School of Electrical Engineering and Automation, Anhui University, Hefei, People's Republic of China. These authors have contributed equally to this work.
Phys Med Biol. 2020 Oct 21;65(20):205013. doi: 10.1088/1361-6560/aba87b.
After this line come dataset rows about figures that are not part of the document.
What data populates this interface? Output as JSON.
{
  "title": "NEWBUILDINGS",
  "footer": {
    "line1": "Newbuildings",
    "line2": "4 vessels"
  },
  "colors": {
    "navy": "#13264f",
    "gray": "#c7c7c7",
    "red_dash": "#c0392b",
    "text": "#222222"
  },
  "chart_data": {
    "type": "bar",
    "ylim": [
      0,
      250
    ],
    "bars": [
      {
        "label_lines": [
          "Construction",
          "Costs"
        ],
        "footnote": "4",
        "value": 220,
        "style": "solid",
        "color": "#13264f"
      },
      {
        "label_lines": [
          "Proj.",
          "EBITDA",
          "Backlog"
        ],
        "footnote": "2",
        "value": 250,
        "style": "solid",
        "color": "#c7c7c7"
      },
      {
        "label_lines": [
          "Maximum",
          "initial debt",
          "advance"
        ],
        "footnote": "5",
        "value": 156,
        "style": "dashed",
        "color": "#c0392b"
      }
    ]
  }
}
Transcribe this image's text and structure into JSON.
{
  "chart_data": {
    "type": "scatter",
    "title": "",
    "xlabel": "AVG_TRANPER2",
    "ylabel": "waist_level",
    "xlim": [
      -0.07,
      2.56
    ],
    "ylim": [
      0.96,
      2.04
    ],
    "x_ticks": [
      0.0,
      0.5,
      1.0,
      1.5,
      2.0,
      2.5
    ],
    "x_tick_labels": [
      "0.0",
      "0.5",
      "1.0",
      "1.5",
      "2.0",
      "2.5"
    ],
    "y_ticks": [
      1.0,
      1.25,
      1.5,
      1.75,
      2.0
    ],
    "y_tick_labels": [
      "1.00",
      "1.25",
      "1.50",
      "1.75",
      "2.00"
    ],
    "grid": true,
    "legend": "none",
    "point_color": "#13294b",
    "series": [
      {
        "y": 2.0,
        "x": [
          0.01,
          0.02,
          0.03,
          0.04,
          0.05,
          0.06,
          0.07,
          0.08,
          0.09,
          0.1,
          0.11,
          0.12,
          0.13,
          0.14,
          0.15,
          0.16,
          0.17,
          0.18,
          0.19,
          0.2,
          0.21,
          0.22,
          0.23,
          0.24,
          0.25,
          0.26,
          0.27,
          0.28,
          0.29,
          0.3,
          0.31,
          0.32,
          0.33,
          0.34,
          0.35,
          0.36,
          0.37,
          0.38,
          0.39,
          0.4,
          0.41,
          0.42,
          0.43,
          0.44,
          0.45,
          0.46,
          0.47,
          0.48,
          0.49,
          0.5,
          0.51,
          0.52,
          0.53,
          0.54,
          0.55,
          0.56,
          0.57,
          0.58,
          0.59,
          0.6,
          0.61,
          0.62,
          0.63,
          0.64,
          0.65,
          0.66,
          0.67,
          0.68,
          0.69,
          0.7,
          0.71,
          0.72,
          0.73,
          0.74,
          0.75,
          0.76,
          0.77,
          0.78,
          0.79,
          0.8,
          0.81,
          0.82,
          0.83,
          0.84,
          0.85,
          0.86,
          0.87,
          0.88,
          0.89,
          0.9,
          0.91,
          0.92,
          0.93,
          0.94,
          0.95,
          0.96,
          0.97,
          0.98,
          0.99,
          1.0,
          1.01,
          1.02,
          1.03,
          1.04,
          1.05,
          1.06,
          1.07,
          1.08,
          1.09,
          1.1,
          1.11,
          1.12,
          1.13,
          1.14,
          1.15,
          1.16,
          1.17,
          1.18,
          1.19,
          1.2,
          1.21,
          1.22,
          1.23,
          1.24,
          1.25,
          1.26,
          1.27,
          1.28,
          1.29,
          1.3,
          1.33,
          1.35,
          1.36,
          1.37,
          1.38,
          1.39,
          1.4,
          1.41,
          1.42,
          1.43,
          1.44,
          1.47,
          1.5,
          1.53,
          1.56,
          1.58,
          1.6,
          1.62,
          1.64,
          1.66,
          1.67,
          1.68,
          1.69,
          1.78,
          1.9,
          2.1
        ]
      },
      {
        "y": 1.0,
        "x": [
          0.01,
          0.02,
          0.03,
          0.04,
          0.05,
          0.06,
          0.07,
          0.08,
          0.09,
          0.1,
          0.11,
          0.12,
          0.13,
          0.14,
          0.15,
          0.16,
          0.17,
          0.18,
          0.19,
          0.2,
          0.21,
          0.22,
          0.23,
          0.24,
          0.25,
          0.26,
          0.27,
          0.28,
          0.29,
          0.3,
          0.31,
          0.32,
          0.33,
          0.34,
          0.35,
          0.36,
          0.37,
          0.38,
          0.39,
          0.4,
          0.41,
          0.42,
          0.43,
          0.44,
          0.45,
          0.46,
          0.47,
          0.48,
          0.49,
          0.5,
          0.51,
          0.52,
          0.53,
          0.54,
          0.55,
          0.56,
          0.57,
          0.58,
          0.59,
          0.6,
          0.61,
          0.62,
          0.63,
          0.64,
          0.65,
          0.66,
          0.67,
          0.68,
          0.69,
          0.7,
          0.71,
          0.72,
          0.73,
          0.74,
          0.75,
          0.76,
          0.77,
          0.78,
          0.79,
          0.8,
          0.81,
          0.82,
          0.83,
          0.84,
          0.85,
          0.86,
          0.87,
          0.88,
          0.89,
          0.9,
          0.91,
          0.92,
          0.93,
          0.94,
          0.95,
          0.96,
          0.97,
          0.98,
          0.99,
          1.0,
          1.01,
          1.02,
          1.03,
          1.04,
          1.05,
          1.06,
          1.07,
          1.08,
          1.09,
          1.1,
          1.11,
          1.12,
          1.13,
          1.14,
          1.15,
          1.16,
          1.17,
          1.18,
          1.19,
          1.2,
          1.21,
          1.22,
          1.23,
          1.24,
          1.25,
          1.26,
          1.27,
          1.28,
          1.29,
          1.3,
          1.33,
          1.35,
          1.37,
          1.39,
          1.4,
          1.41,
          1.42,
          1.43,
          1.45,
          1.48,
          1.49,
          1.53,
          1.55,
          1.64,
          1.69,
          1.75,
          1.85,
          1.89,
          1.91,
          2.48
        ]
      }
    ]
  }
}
This work aims to develop a voxel-level dose prediction framework by integrating distance information between PTV and OARs, as well as image information, into a densely-connected network (DCNN). Firstly, a four-channel feature map, consisting of a PTV image, an OAR image, a CT image, and a distance image, is constructed. A densely connected neural network is then built and trained for voxel-level dose prediction. Considering that the shape and size of OARs are highly inconsistent, a dilated convolution is employed to capture features from multiple scales. Finally, the proposed network is evaluated with five-fold cross-validation, based on ninety-eight clinically approved treatment plans. The voxel-level mean absolute error(MAE ) of DCNN was 2.1% for PTV, 4.6% for left lung, 4.0% for right lung, 5.1% for heart, 6.0% for spinal cord, and 3.4% for body, which outperforms conventional U-Net, Resnet-antiResnet, U-Resnet-D by 0.1-0.8%. This result shows that with the introduction of a distance image and DCNN model, the accuracy of predicted dose distribution could be significantly improved. This approach offers a new dose prediction tool to support quality assurance and the automation of treatment planning in esophageal radiotherapy.
本研究旨在通过将 PTV 与 OAR 之间的距离信息以及图像信息整合到一个密集连接网络(DCNN)中,开发一种体素级剂量预测框架。首先,构建了一个由 PTV 图像、OAR 图像、CT 图像和距离图像组成的四通道特征图。然后,构建并训练一个密集连接神经网络,用于体素级剂量预测。考虑到 OAR 的形状和大小高度不一致,采用扩张卷积从多个尺度捕获特征。最后,基于 98 个临床批准的治疗计划,通过五折交叉验证评估所提出的网络。DCNN 在 PTV、左肺、右肺、心脏、脊髓和身体的体素级平均绝对误差(MAE)分别为 2.1%、4.6%、4.0%、5.1%、6.0%和 3.4%,优于传统的 U-Net、Resnet-antiResnet 和 U-Resnet-D 分别为 0.1-0.8%。该结果表明,通过引入距离图像和 DCNN 模型,可以显著提高预测剂量分布的准确性。该方法为食管放疗的质量保证和治疗计划自动化提供了一种新的剂量预测工具。